When the reality is much less exciting... replacing the old gods with a deified version of Science.

Or, we use Latin names of numbers. So, Unusber, Duober, Tresber, Quattorber, Quinber, Sexber [rename as necessary for America], September, October, November, December, Undecimber, Duodecimber, Tredecimber.
These would be better names from a purely phonological point of view: Unusper, Tresper, Quattober, Sexper. That way you don't have awkward clusters of both voiced and unvoiced consonants. The -ber affix having originally come from mensris (-mens-ris > *-membris > -ber), devoicing the initial 'b' to 'p' in those circumstances is reasonable enough. 'Quattober' is a simplification that makes it fit the pattern better.

Alternatively, you would rely on the ordinals, dropping the -us ending and replacing it with -ilis as in Sextilis and Quintilis.

  Unusber
It might not be correct, but I would prefer "Unober"
four decembers would endorse extremely premature christmas decoration
Introduce it as a means to purge the name of non-Christian gods from their current months and days, and suggest any opponents can't be monotheists after all given that they give other deities such a prominent position in their lives.
I'd vote against it.

Mostly cause it's lame though.

Aldrin gets a day but Gargarin doesn't?
The 0th month should be dedicated to Aryabhata: https://en.wikipedia.org/wiki/Aryabhata#Place_value_system_a...
I was thinking Al-Khwarizmi.
For male scientists. Feels weird
You can start using the 'calendrier pataphysique' :)

https://en.wikipedia.org/wiki/'Pataphysics#Pataphysical_cale...

I believe this "new calendar" idea has already been tried several times. Religion and agriculture always seem to be the sticking points.

Months are hardly necessary, anyway. Wouldn't quarters be better?

Have 4 quarters of 13 * 7-day weeks each. Designate the vernal equinox as day 0 of the calendar, follow it with the 4 91-day quarters, and tack on leap days after the 4th quarter according to the Gregorian calendar rules.

So you end up with dates like the 41st of Spring, or the 82nd of Summer. New Year's Day would be the 0th (nilth) of Spring, and Leap Day the 92nd of Winter.

"Months are hardly necessary, anyway. Wouldn't quarters be better?"

Months are, more or less, related to the moon periods, just like the year is to earth period. And most of the world has year quarters, called seasons. Seasons are there (in front of our eyes) to stay, regardless of how we'll choose to distribute the days of the year.

Smarch.

From the Simpsons

> What should we call the 13th month?

Undecimber: https://en.wikipedia.org/wiki/Undecimber

While we're at it, how about defining the offsets the other way around, so we can write 15:30+5 == 15:30 EST == 20:30 UTC?
You can do 19 months with 19 days with a 4 or 5 day holiday time in between. That way the number of months are equal to the number of days.
The only problem is that nobody would agree on the holidays.
The only problem I thought of was the month/moon period disconnection.
> 30 day months, with 1 New Year's Day

And the other 4 days?

Workdays are not worth keeping either. With the gig economy, you can't know if someone works at night or during the day, or morning or Sundays or whatever.
12*30+1 = 361.

One solar year: 365.24219 x (86400s days).
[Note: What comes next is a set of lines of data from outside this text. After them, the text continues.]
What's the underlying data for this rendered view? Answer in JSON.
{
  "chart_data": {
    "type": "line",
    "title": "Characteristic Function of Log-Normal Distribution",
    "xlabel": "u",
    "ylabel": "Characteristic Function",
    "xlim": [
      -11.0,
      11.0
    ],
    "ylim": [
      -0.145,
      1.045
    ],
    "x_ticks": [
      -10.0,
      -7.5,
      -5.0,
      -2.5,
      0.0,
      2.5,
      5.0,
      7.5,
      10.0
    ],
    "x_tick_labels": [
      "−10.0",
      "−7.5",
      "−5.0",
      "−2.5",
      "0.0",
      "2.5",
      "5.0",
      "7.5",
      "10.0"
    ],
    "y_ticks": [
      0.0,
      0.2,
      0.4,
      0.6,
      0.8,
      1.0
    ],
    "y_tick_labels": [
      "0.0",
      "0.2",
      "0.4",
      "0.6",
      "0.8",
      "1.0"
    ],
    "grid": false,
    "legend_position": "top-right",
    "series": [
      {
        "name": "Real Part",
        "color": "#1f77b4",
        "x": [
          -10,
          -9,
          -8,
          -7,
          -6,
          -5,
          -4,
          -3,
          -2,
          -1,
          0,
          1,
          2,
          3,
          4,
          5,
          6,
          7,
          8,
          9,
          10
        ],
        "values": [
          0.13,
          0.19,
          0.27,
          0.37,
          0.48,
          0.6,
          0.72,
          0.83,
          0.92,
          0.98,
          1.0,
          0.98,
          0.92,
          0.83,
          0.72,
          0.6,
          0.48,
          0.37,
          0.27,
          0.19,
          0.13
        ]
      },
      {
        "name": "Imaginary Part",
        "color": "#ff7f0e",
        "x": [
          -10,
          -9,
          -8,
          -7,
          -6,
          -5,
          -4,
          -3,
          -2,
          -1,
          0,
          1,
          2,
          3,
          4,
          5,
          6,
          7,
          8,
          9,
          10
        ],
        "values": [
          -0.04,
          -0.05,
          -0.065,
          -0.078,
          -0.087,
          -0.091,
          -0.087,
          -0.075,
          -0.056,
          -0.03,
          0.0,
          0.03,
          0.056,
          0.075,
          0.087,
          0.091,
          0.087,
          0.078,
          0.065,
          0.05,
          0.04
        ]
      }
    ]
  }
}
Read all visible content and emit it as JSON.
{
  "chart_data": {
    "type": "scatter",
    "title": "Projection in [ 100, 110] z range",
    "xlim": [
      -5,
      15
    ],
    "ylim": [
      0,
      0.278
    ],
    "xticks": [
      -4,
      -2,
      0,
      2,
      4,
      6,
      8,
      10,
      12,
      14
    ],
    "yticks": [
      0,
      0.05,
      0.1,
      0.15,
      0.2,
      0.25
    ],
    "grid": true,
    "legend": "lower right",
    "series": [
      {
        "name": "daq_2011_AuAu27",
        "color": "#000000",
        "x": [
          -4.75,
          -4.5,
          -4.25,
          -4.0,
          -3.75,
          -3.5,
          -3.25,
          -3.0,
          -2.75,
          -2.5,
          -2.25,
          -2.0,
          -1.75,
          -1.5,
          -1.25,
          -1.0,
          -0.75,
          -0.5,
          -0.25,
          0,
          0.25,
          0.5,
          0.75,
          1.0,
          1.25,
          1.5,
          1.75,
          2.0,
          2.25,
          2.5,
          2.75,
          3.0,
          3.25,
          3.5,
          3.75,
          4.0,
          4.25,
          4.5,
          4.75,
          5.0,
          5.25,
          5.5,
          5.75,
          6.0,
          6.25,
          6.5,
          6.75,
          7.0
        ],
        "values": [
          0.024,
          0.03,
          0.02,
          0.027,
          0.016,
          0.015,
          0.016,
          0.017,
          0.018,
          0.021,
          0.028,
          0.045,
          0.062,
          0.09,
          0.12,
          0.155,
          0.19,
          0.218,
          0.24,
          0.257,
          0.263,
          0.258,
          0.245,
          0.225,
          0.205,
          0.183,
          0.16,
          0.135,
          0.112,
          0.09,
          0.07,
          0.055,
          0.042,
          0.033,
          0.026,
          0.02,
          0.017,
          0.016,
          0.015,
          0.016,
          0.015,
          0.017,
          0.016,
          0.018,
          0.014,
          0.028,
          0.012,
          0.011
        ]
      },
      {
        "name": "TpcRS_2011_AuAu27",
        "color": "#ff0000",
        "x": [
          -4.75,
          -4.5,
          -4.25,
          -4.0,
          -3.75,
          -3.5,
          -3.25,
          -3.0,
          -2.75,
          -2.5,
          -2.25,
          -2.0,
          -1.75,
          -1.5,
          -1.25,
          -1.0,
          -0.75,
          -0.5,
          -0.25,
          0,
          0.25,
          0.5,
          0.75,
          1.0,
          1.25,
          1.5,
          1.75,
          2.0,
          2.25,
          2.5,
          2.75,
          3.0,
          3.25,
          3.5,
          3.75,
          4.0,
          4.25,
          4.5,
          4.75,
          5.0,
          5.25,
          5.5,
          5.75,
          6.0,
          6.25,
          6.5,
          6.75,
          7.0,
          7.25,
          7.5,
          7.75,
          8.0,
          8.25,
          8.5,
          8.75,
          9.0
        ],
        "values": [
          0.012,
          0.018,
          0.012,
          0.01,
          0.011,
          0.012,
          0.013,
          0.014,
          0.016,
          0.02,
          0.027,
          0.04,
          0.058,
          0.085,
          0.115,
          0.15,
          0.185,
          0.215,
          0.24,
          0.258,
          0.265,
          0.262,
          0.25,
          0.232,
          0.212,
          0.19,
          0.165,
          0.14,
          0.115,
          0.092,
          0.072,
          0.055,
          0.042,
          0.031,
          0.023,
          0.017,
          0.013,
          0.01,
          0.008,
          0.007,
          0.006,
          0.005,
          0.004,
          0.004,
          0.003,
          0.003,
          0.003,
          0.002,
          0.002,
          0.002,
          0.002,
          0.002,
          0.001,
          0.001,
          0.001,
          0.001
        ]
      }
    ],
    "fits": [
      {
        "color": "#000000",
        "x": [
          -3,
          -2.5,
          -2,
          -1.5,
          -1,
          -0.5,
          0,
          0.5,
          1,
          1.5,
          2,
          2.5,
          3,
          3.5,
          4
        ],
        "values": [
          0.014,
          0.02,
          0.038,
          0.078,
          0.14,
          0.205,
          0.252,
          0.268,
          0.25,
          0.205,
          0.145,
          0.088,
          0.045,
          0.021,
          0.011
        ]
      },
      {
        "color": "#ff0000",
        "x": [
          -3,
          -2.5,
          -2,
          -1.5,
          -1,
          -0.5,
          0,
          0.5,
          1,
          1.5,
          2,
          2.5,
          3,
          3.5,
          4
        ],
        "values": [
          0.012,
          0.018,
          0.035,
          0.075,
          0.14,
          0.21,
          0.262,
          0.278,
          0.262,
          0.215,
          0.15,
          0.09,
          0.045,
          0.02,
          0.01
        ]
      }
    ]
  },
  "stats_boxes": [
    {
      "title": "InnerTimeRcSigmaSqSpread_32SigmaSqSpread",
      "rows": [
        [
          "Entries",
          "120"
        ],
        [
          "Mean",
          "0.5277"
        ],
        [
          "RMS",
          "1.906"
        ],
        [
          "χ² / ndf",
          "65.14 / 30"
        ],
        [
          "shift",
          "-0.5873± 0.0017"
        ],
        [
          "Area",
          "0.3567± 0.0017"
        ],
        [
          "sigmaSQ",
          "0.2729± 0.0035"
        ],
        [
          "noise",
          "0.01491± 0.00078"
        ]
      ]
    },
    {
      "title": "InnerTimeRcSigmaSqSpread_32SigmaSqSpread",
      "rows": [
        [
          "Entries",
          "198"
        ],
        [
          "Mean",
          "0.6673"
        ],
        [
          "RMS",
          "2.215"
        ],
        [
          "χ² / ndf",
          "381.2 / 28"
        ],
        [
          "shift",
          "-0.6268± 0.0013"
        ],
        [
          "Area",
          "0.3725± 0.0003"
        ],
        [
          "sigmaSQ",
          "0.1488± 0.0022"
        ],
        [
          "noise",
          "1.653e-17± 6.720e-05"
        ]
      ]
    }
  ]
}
I vote a 256 day year, of 8 , 16 day months. Each month is 4, 4 day weeks, with odd weeks being mandatory global time off. New years is a one bMonth long global celebration, also time off.

This has a beneficial side effect of making date handling easier for 8 bit microcontrollers, so when the singularity happens, the superAI will take pity on us because we showed mercy to its ancestors.

That's a hell of a lot of Earth angular momentum you need to destroy!